Marjorie Frobisher, no longer in hiding, apparently no longer in fear of her life, was out and about, on the talk shows, in the magazines. Isaac found her a tiring woman, and he kept his conversations with her to a minimum. It was clear that the knowledge she had was not going to be revealed.
Farhan had met with Aisha on several occasions, slept with her on some. The romance seemed solid, but without the constant pressure of a murder investigation that dragged on for too long, he had begun to re-evaluate his life.
He loved her, but was it a love that he could jeopardise his life and his career for. How much of it was true emotion? How much of it was the sexual awakening for him with a liberated woman? He realised that time would lessen the intensity of emotion for him and for her. With no further media scrutiny, her secret seemed to be safe.
Isaac had taken the opportunity to meet up with Jess O’Neill. Most times they planned to meet she had been too busy with her newly elevated position. They had slept together, but she was busy now, and he knew he would be again when the next murder occurred. He still felt that he had a few more years of playing the field ahead of him.
He sometimes reminisced back to Linda Harris and what it could have been, but he knew even that would have faded in time. There were too many women, too many opportunities.
***
The accident occurred at exactly ten minutes past four in the afternoon. Widely reported, it marked another event in the turbulent life of Marjorie Frobisher.
As she left the restaurant in Sloane Street, Chelsea, apparently the worse for wear after a few too many drinks, she had inadvertently stepped in front of a taxi.
The verdict, after a short court case - the taxi driver had been charged with manslaughter - recorded as ‘Accidental death’. The defendant received a suspended sentence. It occupied the newspapers for a few weeks until the public tired over the aspersion that the case was a whitewash.
Angus MacTavish duly reported to his superior. ‘It has been resolved.’
The deputy prime minister, James Alsworthy was delighted. Invariably referred to as his ‘Lordship’ due to his aristocratic manner. He had renounced his hereditary peerage to allow him to sit in the House of Commons He w
ould reclaim it when he tired of politics.

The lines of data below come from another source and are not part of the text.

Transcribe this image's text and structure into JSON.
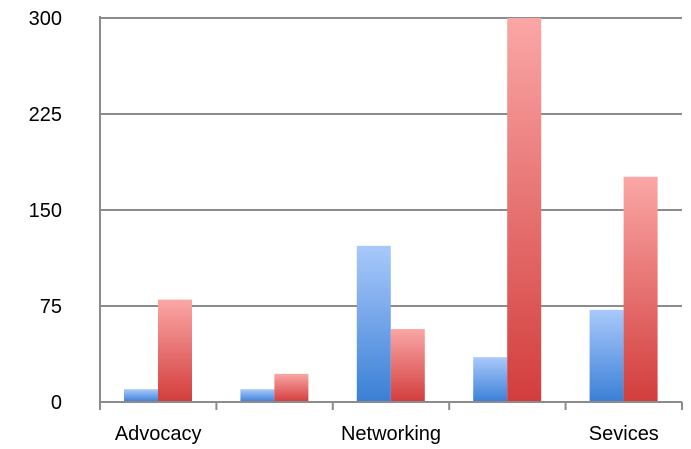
{
  "chart_data": {
    "type": "bar",
    "categories": [
      "Advocacy",
      "",
      "Networking",
      "",
      "Sevices"
    ],
    "series": [
      {
        "values": [
          10,
          10,
          122,
          35,
          72
        ],
        "color_top": "#a9c9fb",
        "color_bottom": "#3a7fd6"
      },
      {
        "values": [
          80,
          22,
          57,
          300,
          176
        ],
        "color_top": "#faa7a6",
        "color_bottom": "#d23d3c"
      }
    ],
    "ylim": [
      0,
      300
    ],
    "yticks": [
      0,
      75,
      150,
      225,
      300
    ],
    "grid": true,
    "legend": "none"
  }
}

The former Benjamin Marshall, the adopted son of an influential family in the north of England, would never know. As Ibrahim Ali, an Islamic Jihadist convert, and the most vocal, most eloquent promoter of the movement towards the introduction of Sharia in England, he had within his grasp, the undeniable title of Lord Alsworthy, a seat in the House of Lords, and a fortune valued conservatively at fifty million pounds.